Я думал, молодой чеченец оскорбится и отвергнет мою помощь. Еще бы, ведь мы говорим, что у нас каждый мальчик чуть ли не рождается в разгрузке, напичканной полным боекомплектом! Но Артур сказал просто и беспомощно:

– Да. Я никогда не держал в руках автомат.

– Ну, пойдем.

Мы присели на камни за полуобвалившейся стеной, и я показал парню, как ставить автомат на предохранитель, на стрельбу одиночными, на стрельбу очередями, как менять рожок, как целиться, совмещая прорезь прицела и мушку. Как правильно упереть приклад в плечо, чтобы дуло не дергалось при отдаче.

– Стрелять не будем. Соблюдаем шумовую маскировку.

Артур, казалось, был несколько разочарован. Я подбодрил:

– Успеешь еще настреляться!

Я ошибался.

Он не успел.

Не успел выстрелить из подаренного мной автомата ни одной пули, ни одной очереди. Ему не пришлось менять рожок. И даже снимать автомат с предохранителя.
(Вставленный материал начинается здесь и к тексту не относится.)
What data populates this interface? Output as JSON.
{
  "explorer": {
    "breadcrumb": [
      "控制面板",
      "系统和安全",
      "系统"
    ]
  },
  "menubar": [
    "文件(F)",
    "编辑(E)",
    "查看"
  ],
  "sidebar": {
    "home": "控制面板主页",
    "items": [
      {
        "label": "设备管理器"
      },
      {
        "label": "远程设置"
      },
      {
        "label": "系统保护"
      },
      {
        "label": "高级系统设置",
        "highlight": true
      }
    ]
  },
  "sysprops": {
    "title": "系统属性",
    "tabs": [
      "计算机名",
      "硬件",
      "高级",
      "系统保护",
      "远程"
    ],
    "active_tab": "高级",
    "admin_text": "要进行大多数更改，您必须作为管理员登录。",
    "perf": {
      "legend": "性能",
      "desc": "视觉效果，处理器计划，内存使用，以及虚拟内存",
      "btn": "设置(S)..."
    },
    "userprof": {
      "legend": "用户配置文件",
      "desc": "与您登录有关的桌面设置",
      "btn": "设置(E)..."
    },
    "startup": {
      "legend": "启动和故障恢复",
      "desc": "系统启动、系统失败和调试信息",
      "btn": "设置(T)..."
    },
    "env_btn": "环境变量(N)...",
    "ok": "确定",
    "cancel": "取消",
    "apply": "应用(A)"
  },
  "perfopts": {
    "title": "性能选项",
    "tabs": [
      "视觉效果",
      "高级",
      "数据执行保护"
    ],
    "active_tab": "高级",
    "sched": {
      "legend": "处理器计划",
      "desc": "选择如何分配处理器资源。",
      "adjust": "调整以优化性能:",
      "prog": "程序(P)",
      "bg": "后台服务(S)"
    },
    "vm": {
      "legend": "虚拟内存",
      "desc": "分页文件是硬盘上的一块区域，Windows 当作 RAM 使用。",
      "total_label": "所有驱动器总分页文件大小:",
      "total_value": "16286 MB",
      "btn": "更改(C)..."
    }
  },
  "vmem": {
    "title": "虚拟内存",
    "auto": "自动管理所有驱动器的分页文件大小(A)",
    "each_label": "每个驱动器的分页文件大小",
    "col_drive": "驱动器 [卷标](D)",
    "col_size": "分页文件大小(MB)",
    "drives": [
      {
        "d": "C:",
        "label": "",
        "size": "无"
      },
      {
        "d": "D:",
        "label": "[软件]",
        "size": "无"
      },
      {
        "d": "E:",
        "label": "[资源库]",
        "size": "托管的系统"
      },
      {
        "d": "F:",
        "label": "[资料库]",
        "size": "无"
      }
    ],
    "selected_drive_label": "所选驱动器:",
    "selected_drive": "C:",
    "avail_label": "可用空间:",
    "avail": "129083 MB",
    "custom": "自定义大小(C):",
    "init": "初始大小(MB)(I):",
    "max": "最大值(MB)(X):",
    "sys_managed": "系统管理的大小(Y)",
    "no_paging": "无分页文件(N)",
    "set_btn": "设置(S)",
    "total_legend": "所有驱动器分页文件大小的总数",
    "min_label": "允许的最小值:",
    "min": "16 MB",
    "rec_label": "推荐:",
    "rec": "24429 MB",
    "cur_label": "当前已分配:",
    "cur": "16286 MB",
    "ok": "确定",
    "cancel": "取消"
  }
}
Он остался невинным, как невеста, жених которой сбежал с собственной свадьбы. Он остался девственником. Девственником войны.


Мы оставили Шали 17 декабря 1999 года. Два дня до этого в органах власти Ичкерии шли лихорадочные сборы. Таскали туда-сюда документы, выносили мебель – куда? Не в горы же. Наверное, по домам родственников. Некоторые кабинеты заколачивали, другие оставляли открытыми и пустыми. Больших ичкерийских чинов в Шали оказалось много, даже перебор. Одних только министров семь штук! Куда они подевались после сдачи села – непонятно. К нашему отряду не присоединился почти никто. Выбрались своими путями, по своим маршрутам, к своим важным делам. Кто-то уже тогда начал двигаться за границу, кто-то укрылся у родственников, другие уехали к штабу в Ведено.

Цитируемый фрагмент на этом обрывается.